Évolution des crédits de la mission selon la trajectoire définie en loi de programmation 2023-2027, hors contribution au CAS Pensions
(en milliards d'euros et en CP)
Source : commission des finances, d'après les documents budgétaires et d'après les hypothèses d'inflation du Gouvernement
Il convient en effet de tenir compte du fait que l'inflation n'affecte pas de la même façon les différents programmes et dépenses. Si elle se traduit par un rehaussement des coûts des matériaux et des fluides pour tout ce qui concerne les budgets immobiliers, son effet sur les dépenses de personnel dépend des mesures indemnitaires envisagées par le Gouvernement, ce dernier ayant proposé des mesures générales de grande ampleur en 2023 et en 2024 (prime de pouvoir d'achat, augmentation du point d'indice, attribution de points d'indice supplémentaires en bas de grilles indiciaires, octroi de cinq points supplémentaires à l'ensemble des agents de la fonction publique à compter du 1er janvier 2024). L'inflation a également un impact limité sur les frais de justice ou sur l'aide juridictionnelle, avec des tarifs de rétribution fixes pour les avocats.
* 11 Loi n° 2023-1059 du 20 novembre 2023 d'orientation et de programmation du ministère de la justice 2023-2027.
* 12 Pour reprendre une expression citée dans la synthèse des États généraux de la Justice.
* 13 Synthèse des États généraux de la Justice.

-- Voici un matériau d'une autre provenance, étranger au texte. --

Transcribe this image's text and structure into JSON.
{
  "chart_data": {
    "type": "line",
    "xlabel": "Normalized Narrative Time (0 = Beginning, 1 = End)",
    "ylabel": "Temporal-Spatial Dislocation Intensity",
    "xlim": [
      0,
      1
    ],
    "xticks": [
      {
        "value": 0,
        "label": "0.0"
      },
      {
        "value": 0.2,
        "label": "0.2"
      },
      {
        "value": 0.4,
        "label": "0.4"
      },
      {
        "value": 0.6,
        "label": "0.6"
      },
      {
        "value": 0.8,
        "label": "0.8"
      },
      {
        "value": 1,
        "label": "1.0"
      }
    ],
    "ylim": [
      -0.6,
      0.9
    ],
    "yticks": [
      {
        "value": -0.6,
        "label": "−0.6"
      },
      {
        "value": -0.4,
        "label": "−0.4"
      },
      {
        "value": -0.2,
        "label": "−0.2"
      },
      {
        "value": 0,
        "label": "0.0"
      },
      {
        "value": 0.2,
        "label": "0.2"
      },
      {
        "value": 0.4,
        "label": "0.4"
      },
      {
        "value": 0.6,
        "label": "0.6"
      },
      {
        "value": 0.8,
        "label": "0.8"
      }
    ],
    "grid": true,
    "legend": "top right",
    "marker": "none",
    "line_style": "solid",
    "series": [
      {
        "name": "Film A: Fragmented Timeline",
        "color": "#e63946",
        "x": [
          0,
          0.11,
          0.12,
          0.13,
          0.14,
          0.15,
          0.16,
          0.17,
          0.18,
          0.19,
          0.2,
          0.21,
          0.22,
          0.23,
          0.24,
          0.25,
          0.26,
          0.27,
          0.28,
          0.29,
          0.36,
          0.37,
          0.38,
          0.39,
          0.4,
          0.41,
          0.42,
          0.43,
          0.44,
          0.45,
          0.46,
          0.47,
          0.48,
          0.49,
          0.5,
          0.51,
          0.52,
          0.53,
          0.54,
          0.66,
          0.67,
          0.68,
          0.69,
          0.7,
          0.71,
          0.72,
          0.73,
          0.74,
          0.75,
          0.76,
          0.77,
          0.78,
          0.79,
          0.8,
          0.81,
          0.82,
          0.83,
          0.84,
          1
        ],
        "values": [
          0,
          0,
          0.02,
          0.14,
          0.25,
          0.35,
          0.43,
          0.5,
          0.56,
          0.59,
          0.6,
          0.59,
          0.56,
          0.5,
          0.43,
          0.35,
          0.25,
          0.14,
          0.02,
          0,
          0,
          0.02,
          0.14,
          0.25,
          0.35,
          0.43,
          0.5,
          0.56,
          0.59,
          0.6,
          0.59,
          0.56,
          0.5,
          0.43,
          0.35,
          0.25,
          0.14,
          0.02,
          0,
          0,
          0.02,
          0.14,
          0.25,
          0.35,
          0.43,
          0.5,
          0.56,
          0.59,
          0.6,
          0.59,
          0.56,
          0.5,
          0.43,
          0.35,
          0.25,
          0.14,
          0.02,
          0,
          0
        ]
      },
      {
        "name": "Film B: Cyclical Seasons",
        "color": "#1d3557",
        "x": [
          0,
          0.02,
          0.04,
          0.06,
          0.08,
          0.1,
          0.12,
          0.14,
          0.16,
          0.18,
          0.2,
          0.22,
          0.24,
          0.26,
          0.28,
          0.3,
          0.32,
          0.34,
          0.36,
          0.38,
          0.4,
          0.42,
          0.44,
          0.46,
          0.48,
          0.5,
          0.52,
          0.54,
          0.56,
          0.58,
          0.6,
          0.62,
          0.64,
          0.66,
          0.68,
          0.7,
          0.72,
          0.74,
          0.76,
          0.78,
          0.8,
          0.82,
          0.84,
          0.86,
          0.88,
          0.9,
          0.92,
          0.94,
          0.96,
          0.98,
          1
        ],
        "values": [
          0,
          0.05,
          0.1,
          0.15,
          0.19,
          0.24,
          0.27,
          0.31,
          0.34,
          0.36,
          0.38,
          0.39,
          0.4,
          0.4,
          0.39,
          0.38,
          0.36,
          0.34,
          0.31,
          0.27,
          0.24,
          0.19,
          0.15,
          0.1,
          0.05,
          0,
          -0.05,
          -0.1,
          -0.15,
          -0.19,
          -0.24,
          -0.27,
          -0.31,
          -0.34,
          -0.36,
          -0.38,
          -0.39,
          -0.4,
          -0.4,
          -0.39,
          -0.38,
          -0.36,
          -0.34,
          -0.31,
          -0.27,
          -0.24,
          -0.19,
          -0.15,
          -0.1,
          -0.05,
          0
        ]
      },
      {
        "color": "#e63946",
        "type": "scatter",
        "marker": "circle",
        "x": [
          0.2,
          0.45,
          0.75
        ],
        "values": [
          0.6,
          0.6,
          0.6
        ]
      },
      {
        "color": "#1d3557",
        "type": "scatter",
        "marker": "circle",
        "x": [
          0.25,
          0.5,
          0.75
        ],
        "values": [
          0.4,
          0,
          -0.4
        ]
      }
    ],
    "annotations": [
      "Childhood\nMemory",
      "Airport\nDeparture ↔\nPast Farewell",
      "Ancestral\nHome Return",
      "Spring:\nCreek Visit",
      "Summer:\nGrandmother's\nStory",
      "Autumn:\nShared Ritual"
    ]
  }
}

* 14 La commission européenne pour l'efficacité de la justice (Cepej) du Conseil de l'Europe publie ses données tous les deux ans. La collecte des données 2022 pour le cycle d'évaluation 2024 s'est ouverte au mois de mars 2023.
* 15 Source : « Systèmes judiciaires européens, rapport d'évaluation de la Cepej », édition 2022 (données 2020).
* 16 Indicateur de performance 1.3 « Délai théorique d'écoulement du stocke des procédures » du programme 166 « Justice judiciaire » de la mission « Justice ».